1. Venting Materials: The effective and safe venting of flue gases is always a concern for HARDI members. The hydronic segment has undergone technological changes with significant improvements in efficiencies. The introduction and adoption of Polypropylene Vent Piping is a dynamic we are watching, especially as it relates to regional and/or local coding issues.

2. Energy Efficiency Incentives: While the Federal Tax Credit (25D) was extended to 2016, the Federal Tax Credit governing Boilers (25C) is scheduled to expire in December 2013. The 25C efficiency levels reflect the highest tier of the CEE High-Efficiency Specification for Residential HVAC Systems, and we feel that this credit needs to be extended. We also would like to see the lifetime credit cap of $500 removed.

3. Hydronics Promotion: The Hydronics Subcouncil reviews fuel pricing and supply issues. We watch the trending of the primary fuels (natural gas, LP gas and oil) and we try to address the potential impact on our industry.

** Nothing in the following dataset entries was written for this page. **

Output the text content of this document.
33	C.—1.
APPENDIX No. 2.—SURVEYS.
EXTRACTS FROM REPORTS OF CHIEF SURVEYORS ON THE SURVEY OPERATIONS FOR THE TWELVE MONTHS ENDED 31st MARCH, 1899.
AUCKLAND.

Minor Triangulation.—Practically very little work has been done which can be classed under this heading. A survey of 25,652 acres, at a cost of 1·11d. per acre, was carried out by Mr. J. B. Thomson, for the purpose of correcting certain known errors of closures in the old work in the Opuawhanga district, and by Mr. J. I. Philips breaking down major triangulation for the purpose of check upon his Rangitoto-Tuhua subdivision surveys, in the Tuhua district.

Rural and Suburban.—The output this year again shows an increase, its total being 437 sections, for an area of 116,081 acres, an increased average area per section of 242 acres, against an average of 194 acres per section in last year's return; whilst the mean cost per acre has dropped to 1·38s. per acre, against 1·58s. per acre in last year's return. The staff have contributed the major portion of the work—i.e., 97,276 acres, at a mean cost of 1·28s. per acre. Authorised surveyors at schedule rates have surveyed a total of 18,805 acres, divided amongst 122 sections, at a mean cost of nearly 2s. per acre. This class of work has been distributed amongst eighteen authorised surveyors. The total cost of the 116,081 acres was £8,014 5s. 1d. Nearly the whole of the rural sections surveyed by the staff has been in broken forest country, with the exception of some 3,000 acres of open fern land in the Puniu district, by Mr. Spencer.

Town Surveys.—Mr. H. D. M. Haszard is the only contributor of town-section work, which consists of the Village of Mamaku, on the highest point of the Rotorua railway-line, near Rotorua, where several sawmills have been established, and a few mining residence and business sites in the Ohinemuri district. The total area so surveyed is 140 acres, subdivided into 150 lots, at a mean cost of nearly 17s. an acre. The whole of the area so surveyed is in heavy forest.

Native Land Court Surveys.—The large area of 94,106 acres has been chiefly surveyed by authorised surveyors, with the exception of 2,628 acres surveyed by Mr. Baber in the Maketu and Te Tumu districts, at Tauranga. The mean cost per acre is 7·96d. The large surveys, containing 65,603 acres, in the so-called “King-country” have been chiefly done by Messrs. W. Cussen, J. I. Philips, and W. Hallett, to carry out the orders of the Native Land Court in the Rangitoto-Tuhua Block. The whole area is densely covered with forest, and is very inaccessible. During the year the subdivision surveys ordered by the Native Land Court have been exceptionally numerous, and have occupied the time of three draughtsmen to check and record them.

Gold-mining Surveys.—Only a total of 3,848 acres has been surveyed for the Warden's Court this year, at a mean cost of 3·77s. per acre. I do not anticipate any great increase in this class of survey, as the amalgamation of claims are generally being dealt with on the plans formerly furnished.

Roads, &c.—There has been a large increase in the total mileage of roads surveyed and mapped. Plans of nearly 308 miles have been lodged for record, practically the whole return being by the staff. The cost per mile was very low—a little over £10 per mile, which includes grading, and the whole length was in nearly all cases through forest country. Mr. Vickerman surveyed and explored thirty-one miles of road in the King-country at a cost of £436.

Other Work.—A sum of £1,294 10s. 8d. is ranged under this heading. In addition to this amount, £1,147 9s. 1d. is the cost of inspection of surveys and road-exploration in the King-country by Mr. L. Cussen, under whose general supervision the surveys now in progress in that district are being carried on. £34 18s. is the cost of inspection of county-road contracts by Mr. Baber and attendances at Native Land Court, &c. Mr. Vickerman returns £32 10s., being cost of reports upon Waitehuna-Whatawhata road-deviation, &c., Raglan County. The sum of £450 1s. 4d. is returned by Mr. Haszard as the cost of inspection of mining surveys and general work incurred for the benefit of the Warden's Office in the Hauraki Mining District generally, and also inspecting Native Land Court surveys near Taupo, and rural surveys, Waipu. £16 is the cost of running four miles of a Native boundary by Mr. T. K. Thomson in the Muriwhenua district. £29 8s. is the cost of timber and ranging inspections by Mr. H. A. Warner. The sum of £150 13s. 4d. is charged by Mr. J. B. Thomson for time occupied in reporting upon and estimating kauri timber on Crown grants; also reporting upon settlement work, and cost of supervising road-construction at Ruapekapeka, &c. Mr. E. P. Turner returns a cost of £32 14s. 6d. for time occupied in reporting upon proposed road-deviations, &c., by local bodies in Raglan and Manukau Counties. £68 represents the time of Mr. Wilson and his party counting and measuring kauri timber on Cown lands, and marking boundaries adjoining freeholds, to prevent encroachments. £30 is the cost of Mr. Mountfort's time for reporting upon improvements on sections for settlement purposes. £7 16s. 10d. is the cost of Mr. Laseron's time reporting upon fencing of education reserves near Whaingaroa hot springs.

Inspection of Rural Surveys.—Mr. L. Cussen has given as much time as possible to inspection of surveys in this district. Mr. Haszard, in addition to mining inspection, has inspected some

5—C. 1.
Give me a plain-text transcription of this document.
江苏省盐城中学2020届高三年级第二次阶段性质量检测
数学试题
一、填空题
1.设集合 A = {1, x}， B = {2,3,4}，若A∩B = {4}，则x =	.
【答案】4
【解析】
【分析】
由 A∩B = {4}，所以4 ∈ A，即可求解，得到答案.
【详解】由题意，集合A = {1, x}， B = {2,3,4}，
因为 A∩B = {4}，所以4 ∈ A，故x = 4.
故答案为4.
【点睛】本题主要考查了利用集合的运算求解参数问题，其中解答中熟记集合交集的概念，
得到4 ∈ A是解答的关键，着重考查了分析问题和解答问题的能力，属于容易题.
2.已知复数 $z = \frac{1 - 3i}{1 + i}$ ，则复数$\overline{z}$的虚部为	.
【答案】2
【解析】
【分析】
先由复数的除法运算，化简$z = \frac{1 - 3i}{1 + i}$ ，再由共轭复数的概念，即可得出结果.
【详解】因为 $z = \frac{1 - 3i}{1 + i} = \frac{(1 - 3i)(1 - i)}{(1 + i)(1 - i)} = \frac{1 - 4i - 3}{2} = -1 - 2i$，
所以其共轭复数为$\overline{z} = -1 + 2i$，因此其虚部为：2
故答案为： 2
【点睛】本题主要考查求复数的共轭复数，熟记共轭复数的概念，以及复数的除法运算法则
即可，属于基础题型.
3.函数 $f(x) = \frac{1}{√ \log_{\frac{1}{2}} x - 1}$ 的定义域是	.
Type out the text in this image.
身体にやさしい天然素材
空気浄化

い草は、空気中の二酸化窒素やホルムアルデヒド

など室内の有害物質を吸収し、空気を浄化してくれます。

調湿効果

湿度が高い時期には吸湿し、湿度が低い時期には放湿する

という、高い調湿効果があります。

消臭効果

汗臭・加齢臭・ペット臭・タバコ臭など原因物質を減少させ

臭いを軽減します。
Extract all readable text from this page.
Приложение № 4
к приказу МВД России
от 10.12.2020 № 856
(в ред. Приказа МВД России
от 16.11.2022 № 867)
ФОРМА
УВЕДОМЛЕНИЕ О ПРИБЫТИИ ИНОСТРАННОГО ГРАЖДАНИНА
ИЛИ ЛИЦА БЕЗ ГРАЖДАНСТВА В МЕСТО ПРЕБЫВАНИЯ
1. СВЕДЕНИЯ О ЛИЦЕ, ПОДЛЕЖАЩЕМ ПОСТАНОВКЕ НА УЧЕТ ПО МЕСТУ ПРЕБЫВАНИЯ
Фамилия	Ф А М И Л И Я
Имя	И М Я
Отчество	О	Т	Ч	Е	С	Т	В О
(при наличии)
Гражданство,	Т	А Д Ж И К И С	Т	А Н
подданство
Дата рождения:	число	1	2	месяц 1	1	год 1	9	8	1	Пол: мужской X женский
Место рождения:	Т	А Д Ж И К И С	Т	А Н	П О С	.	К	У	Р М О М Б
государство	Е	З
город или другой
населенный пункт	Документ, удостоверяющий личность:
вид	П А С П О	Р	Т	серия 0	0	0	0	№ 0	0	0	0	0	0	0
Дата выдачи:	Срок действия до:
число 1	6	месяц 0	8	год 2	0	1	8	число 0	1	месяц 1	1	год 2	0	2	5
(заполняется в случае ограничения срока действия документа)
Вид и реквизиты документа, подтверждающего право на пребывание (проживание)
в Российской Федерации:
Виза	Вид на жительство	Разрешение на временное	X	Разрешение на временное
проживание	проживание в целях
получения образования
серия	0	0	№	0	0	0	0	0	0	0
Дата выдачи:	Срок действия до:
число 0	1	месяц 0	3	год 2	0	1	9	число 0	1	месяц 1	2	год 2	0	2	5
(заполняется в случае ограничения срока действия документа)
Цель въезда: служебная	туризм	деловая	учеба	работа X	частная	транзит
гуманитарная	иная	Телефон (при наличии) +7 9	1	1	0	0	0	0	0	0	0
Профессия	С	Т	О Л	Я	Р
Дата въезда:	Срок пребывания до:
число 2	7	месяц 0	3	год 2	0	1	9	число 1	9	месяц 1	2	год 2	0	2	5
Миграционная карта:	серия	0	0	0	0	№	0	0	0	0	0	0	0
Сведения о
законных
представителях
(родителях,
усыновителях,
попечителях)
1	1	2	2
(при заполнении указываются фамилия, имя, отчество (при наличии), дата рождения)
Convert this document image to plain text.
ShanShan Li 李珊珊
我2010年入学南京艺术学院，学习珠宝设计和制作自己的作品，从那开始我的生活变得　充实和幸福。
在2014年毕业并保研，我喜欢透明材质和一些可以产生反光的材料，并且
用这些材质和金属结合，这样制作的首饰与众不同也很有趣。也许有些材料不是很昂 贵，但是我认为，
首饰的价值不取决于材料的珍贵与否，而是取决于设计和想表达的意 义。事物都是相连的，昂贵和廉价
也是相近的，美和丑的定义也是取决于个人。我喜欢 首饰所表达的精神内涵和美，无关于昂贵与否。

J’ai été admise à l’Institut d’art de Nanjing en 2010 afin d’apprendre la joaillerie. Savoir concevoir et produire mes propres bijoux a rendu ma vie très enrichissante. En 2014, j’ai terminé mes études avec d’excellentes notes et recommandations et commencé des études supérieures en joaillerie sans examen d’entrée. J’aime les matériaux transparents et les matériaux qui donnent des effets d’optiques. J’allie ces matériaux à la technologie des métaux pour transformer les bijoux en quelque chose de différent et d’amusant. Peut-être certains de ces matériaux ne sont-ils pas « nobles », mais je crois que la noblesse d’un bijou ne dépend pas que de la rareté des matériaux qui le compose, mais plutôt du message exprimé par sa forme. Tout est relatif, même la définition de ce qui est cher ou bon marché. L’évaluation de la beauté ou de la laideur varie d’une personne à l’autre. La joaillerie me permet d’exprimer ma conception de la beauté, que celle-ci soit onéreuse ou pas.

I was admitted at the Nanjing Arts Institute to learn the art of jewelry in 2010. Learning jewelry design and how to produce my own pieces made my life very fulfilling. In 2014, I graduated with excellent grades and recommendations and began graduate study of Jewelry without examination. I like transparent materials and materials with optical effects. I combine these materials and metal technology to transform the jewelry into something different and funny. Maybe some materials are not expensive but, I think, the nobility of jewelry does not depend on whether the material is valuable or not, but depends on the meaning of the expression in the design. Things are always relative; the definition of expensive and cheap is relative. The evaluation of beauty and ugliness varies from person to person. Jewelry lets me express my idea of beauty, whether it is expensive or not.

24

An example would be our desire to provide the best practices in selling, installing and servicing oil conversions to natural gas, especially as natural gas looks to remain a greater value than oil.

4. Emerging Hydronics Markets: The two Residential Emerging Hydronic Markets we have discussed and look to provide further direction on are: Tankless Water Heaters and Combination Hot Water and Boiler units.

The acceptance of the Tankless Water Heater (on-demand hot water) in the new home building and replacement markets deserves close attention because of the energy efficiencies, cost savings and reduction in needed space. The future potential for the combination hot water and boiler unit intrigues and excites – having one product that provides hot water and also heats the home (with one vent) warrants interest. The Commercial Emerging Hydronic Markets we have discussed and look to provide further direction involve chillers – because of the advancements in modulation and controls – and because of wireless and zoning capabilities.

HARDI Hydronic Certifications: The discussion addresses the need for improvements in education at every level in a wholesale operation. We feel hydronic certification is worthy of the highest levels of HARDI involvement and direction.

I am the general manager of the Gustave A. Larson Co.’s Great Lakes and East Central Regions – an area that includes Wisconsin, Illinois and Indiana. I have been an active participant in previous HARDI hydronic meetings and I was asked to take on this very rewarding position that helps prioritize the numerous issues affecting the Hydronic segment of our industry.

Membership in the subcouncil is informal, and we welcome all those interested in joining. Interested parties can email me at jay.applebaum@galarson for more information.

Ed. Note: When I sent Jay Applebaum, HARDI’s chair for its subcouncil, a few questions about current activities, I expected to have a Q&A for this special issue. His highly organized and lucid explanation convinced me that it was a “stand alone.”